Since 1935, when it was restructured on the inside according to a plan by the architect Giuseppe De Finetti (1892-1951), first by the Banca Nazionale then by the adjacent Banca Commerciale Italiana.

I took these snaps on the 2nd of August, 2011, around 3:30-4 P.M.

Enjoy!

P.S., as usual the principal art and architectural information was taken from "Milano" by the Touring Club Italiano. The (unverified) info on M.G. Agnesi comes from this text prepared by the high school professor Ambrogio Cazzaniga: http://www.liceoagnesi.it/contenuti/content/view/9/2110/.

P.P.S., I was so sure that I already had written about the Gallerie d'Italia collections housed in the Palazzo Brentani (via Manzoni, 6) and Palazzo Anguissola (via Manzoni, 10), that when a friend mentioned it, I wrote back telling her 'thanks, but I did it already'...then it began to gnaw at me...had I really?
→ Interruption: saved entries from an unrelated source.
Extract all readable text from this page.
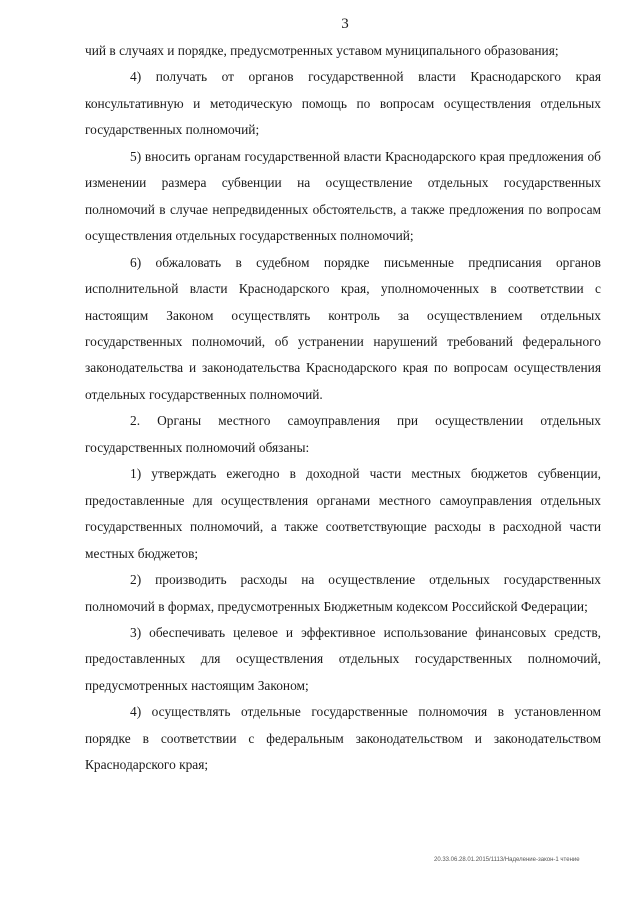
3

чий в случаях и порядке, предусмотренных уставом муниципального образования;

4) получать от органов государственной власти Краснодарского края консультативную и методическую помощь по вопросам осуществления отдельных государственных полномочий;

5) вносить органам государственной власти Краснодарского края предложения об изменении размера субвенции на осуществление отдельных государственных полномочий в случае непредвиденных обстоятельств, а также предложения по вопросам осуществления отдельных государственных полномочий;

6) обжаловать в судебном порядке письменные предписания органов исполнительной власти Краснодарского края, уполномоченных в соответствии с настоящим Законом осуществлять контроль за осуществлением отдельных государственных полномочий, об устранении нарушений требований федерального законодательства и законодательства Краснодарского края по вопросам осуществления отдельных государственных полномочий.

2. Органы местного самоуправления при осуществлении отдельных государственных полномочий обязаны:

1) утверждать ежегодно в доходной части местных бюджетов субвенции, предоставленные для осуществления органами местного самоуправления отдельных государственных полномочий, а также соответствующие расходы в расходной части местных бюджетов;

2) производить расходы на осуществление отдельных государственных полномочий в формах, предусмотренных Бюджетным кодексом Российской Федерации;

3) обеспечивать целевое и эффективное использование финансовых средств, предоставленных для осуществления отдельных государственных полномочий, предусмотренных настоящим Законом;

4) осуществлять отдельные государственные полномочия в установленном порядке в соответствии с федеральным законодательством и законодательством Краснодарского края;

20.33.06.28.01.2015/1113/Наделение-закон-1 чтение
Incredulous, I checked and checked and checked...zilch. (I'll keep hunting...it would be such a pity to lose such pearls of wisdom....)

So, with apologies to the very nice friend, here's the link to the web site (in English!) of this interesting collection belonging to the Fondazione Cariplo and the Banca Intesa San Paolo. For the moment, only the 19th century collections are open. In 2012, they are planning on opening the 20th century section overlooking Piazza della Scala. I'll keep you posted.

1 comment:

Star said...

The 296th recurrence of her birthday was celebrated with a lovely animated logo by Google.